Alk’s editing in And This is Free is imaginatively associative. Sometimes the associations are merely repetitions of words that help ease the transitions between scenes, like when Alk cuts from the performance of “Power to Live Right” to a salesman demonstrating sparkplugs who tells the assembled crowd, “When you talk about power, watch this!” In other scenes, the editing associations are more complex and ambiguous, like when Alk cuts together shots of merchants selling old machine parts over a performance of the old folk tune “John Henry,” subtly tweaking the song’s message about the triumph of machine over man
And This is Free was conceived as a broad portrait of the Maxwell Street market where music was to be just one (albeit highly significant) part, but, in the editing room, Howard Alk emphasized the musicality of every aspect of street culture. Gordon Quinn explains: “We considered calling it ‘The Music of Maxwell Street,’ but we didn’t think it would convey what we meant because we meant the kid who plays the box, we meant the pitchman, we meant the guy who’s selling the little sparkplugs that you put in your car. That’s a kind of music too. We thought of it in a broader sense that there were a lot of people who were doing different kinds of performances on the street and we weaved those different things together and that those performances had a rhythmic quality and sometimes other qualities that made them a kind of music.” Alk emphasized the internal rhythms of each performance and then assembled all the performances into one continuous forty-seven minute street symphony. (Howard Alk greatly influenced Gordon Quinn, who went on to co-found Kartemquin, the documentary collective responsible for Hoop Dreams, among other notable films.)

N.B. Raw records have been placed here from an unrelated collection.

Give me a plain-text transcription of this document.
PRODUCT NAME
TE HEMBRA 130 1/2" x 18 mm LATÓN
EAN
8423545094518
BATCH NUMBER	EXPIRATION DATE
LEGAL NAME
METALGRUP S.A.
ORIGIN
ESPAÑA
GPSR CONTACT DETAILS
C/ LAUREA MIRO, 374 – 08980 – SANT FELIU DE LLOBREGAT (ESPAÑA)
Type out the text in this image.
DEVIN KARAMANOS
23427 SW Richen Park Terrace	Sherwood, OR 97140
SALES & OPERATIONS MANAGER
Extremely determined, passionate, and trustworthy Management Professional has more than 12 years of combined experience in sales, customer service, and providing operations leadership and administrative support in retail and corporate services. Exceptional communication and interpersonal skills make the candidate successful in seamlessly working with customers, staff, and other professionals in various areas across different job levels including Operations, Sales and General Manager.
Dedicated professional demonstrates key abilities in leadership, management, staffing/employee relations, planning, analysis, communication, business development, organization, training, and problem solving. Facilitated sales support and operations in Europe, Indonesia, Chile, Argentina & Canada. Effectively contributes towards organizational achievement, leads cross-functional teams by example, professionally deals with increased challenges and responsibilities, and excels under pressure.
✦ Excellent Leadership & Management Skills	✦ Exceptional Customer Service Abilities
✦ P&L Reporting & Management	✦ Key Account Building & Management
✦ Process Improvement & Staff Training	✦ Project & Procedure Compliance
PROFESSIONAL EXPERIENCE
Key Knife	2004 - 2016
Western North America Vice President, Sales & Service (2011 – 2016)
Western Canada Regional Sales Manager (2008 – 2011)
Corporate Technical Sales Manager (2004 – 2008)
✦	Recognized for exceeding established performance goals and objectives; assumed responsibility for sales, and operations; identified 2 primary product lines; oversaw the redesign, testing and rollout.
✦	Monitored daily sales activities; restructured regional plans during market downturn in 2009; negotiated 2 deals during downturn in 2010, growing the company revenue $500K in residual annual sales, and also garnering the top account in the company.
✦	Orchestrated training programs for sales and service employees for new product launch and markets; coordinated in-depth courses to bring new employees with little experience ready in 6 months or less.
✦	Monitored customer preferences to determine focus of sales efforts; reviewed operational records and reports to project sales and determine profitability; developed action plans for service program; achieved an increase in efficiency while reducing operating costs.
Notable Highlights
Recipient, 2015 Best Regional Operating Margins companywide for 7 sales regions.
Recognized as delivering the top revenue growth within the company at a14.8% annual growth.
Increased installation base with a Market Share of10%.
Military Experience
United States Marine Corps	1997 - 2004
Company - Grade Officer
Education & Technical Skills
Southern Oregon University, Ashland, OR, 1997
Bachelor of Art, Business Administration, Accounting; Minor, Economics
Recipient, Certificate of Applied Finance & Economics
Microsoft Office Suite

Mike Shea had high hopes for And This is Free. He sank nearly all his money into the project and hoped that it would get him established as a documentary filmmaker. Unfortunately, though, the film had very limited success and was seen by very few people. The educational television station in Chicago at the time even refused to air it. Part of the film’s failure can be attributed to Shea’s naiveté about the film industry but also because, in 1965, there was very little infrastructure for theatrical documentaries. In a few short years, with the success of documentary filmmakers like Emile de Antonio, D.A. Pennebaker, and the Maysles Brothers, that would begin to change, but, in 1965, there wasn’t much of a market for theatrical documentaries, especially one that was only forty-seven minutes long.
Although it was widely neglected upon release, And This is Free slowly developed an underground reputation over the years, partly because countless music documentaries have used clips from the film, including Martin Scorsese’s blues series from 2003. Perhaps now, with this new deluxe Shanachie edition, And This is Free will be recognized not just as one the best films about Chicago blues and gospel music but also as one of the landmark documentary films of the 1960s.